Proposta estabelece diretrizes para o atendimento humanizado às pessoas em situação de rua e regulamenta a utilização dos espaços públicos no município
A Prefeitura de Passo Fundo encaminhou à Câmara de Vereadores um projeto de lei que institui oficialmente o Programa Rumo Certo, voltado ao atendimento humanizado e à promoção de direitos das pessoas em situação de rua no município. A proposta busca consolidar, em legislação municipal, as diretrizes de atuação integrada entre diferentes políticas públicas, garantindo proteção social, respeito à dignidade e encaminhamentos para acolhimento e reinserção social.
O prefeito Pedro Almeida destacou que o objetivo da proposta é fortalecer uma política pública permanente e estruturada para o atendimento dessa população, conciliando proteção social e organização dos espaços públicos. “O Programa Rumo Certo consolida uma atuação humanizada, articulando diferentes áreas da administração para garantir direitos e oferecer oportunidades de acolhimento e reinserção social. Ao mesmo tempo, o projeto estabelece regras claras sobre a utilização dos espaços públicos, sempre respeitando a dignidade das pessoas”, afirmou o prefeito.
O PL estabelece que todas as ações voltadas a esse público deverão observar princípios como a preservação dos direitos fundamentais, o tratamento não discriminatório, a transparência das ações e a priorização de estratégias que promovam a saída das ruas, seja por meio do acolhimento institucional ou do retorno ao convívio familiar quando possível.
Um dos pontos centrais da proposta trata da utilização dos espaços públicos. O dispositivo veda a colocação de objetos que caracterizem estabelecimento permanente em bens públicos do município, como sofás, colchões, barracas e outros itens duráveis que não sejam considerados de uso pessoal. A medida busca organizar a utilização dos logradouros públicos, ao mesmo tempo em que estabelece procedimentos para garantir o respeito aos direitos das pessoas em situação de rua.

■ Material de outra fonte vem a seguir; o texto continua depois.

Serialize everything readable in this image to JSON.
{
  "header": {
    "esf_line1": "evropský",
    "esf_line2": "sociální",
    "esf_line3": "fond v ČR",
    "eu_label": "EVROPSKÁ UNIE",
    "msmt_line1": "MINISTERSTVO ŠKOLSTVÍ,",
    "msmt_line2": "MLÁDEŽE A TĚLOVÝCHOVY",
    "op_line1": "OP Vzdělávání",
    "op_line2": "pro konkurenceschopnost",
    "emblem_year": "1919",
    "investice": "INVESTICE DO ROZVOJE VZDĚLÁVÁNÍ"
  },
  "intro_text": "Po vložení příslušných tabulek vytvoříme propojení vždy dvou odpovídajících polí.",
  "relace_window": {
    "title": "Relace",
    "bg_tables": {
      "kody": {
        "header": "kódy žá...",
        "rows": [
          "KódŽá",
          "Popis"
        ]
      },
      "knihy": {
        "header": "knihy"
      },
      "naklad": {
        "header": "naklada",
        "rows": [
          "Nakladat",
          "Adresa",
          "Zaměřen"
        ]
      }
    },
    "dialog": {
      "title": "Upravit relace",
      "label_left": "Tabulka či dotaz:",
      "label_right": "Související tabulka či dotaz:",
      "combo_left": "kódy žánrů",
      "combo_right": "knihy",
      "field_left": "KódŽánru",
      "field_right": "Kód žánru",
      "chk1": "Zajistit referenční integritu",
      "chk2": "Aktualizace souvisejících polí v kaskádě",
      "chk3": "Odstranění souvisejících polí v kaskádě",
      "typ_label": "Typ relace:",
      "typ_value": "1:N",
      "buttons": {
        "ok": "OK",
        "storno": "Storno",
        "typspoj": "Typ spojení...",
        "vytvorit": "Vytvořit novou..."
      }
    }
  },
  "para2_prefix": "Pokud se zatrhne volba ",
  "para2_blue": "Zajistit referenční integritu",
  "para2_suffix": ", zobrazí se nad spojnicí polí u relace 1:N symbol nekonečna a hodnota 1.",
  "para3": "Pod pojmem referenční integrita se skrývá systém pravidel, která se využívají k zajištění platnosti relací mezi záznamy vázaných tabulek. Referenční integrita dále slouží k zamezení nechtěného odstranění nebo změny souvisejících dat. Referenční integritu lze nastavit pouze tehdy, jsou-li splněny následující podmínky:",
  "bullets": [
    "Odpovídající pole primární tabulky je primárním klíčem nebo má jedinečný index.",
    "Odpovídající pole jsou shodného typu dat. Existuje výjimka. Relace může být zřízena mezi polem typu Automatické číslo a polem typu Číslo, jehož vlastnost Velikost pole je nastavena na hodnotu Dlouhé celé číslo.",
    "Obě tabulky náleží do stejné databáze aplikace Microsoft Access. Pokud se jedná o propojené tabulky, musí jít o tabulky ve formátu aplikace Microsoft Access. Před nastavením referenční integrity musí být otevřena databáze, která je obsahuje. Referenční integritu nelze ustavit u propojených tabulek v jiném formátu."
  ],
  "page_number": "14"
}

Conforme o projeto, caso esses objetos sejam apreendidos, o Município fará a guarda dos bens em local adequado, atuando como fiel depositário. As pessoas serão notificadas no momento da apreensão e poderão retirar os objetos no prazo de até 30 dias. Após esse período, caso não haja retirada, os itens poderão ser descartados. O texto também determina que bens de uso pessoal não poderão ser apreendidos e que não poderá ser cobrado qualquer valor para a restituição.
Outro ponto previsto é que, após a apreensão de objetos que caracterizem estabelecimento permanente, o Município deverá disponibilizar imediatamente transporte e local adequado para que as pessoas em situação de rua possam se alojar dignamente.
O projeto agora será analisado pelos vereadores na Câmara Municipal. Se aprovado, o programa passará a ter base legal permanente e será regulamentado por decreto, definindo as estratégias e ações estruturantes que integrarão a política municipal voltada às pessoas em situação de rua.